186. Taking Risks

I’ve often heard it said that we should be encouraging children to take risks. To me, there are three categories of risks – health risks, physical risks, and personal risks – and I’ve usually shied away from the first two and been fairly “brave” about the third. I would much rather have my foot in my mouth than in a cast.
I think most of us agree that health risks are good things to avoid. We don’t want children to eat, drink, or inhale things that could be harmful to their health. Some of us are more fanatic about that than others, and there is lots of disagreement even among us fanatics: is dairy good for people? Should people be eating meat? But the people I know who become aware that their children’s (and their own) health is at risk try to minimize that risk.

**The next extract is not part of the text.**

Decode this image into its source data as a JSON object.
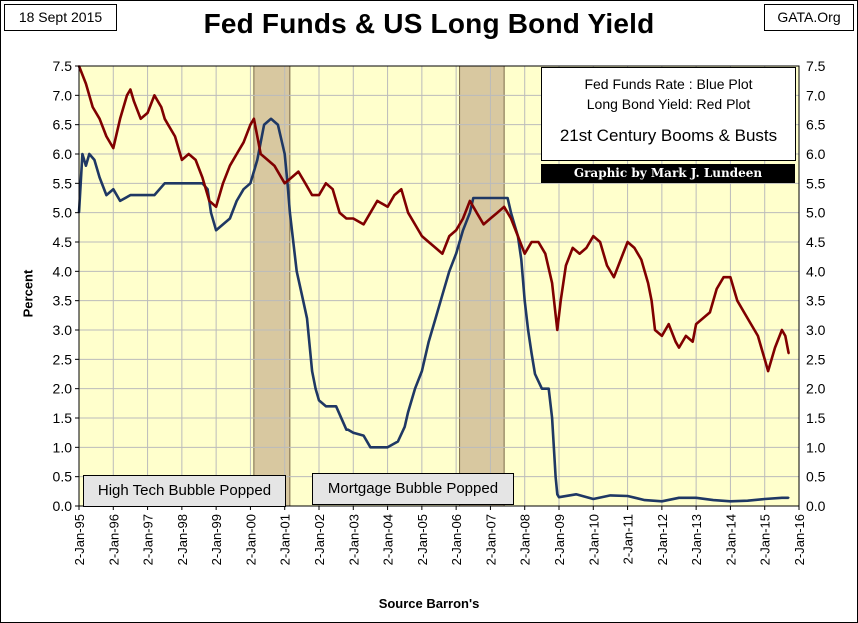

Then there are the physical risks. I’ve heard the propaganda about grabbing all the gusto you can. You only live once, they say. People have tried to get me to try diving from the high board. I’ve been afraid of getting hurt, or drowning. I have absolutely no regrets about not taking that kind of risk. I’ve never broken a bone and had a cast. I’ve consciously avoided getting physically hurt. Other people can have my share of that kind of gusto. I don’t want to live on the edge; I get enough enjoyment away from the edge.
I realize that my wimpiness about physical risks is not something I’m supposed to encourage in children, but if it’s all right with you, I’d rather have someone else watch them take physical risks. I don’t want them to break their legs, etc., and if I stayed to watch, I’m sure some would pick up my attitude.
Personal risks don’t seem as much like risks to me. I guess I put quotes around “brave” in the first paragraph because personal risks hardly phase me. Bravery is supposed to be about facing fears, and I haven’t been afraid to say things. If anything, I’ve been kind of reckless, and had to learn, over the years, to be a little cautious.
I know how to get children to take that kind of risk. They have to feel safe, and know that their feelings will be respected. When they’re sure about that, they are quite happy to take risks. Children with stage fright are more willing to perform on stage if they know their fear is respected. They’ll give a tentative answer to a question if they know tentative answers are okay – that mistakes are honored as learning tools.
I know we only live once. To me, though, that’s one more time than I’ve ever lived before, and I’m going to keep grabbing my kind of gusto. And a big part of that is helping children grab some, too.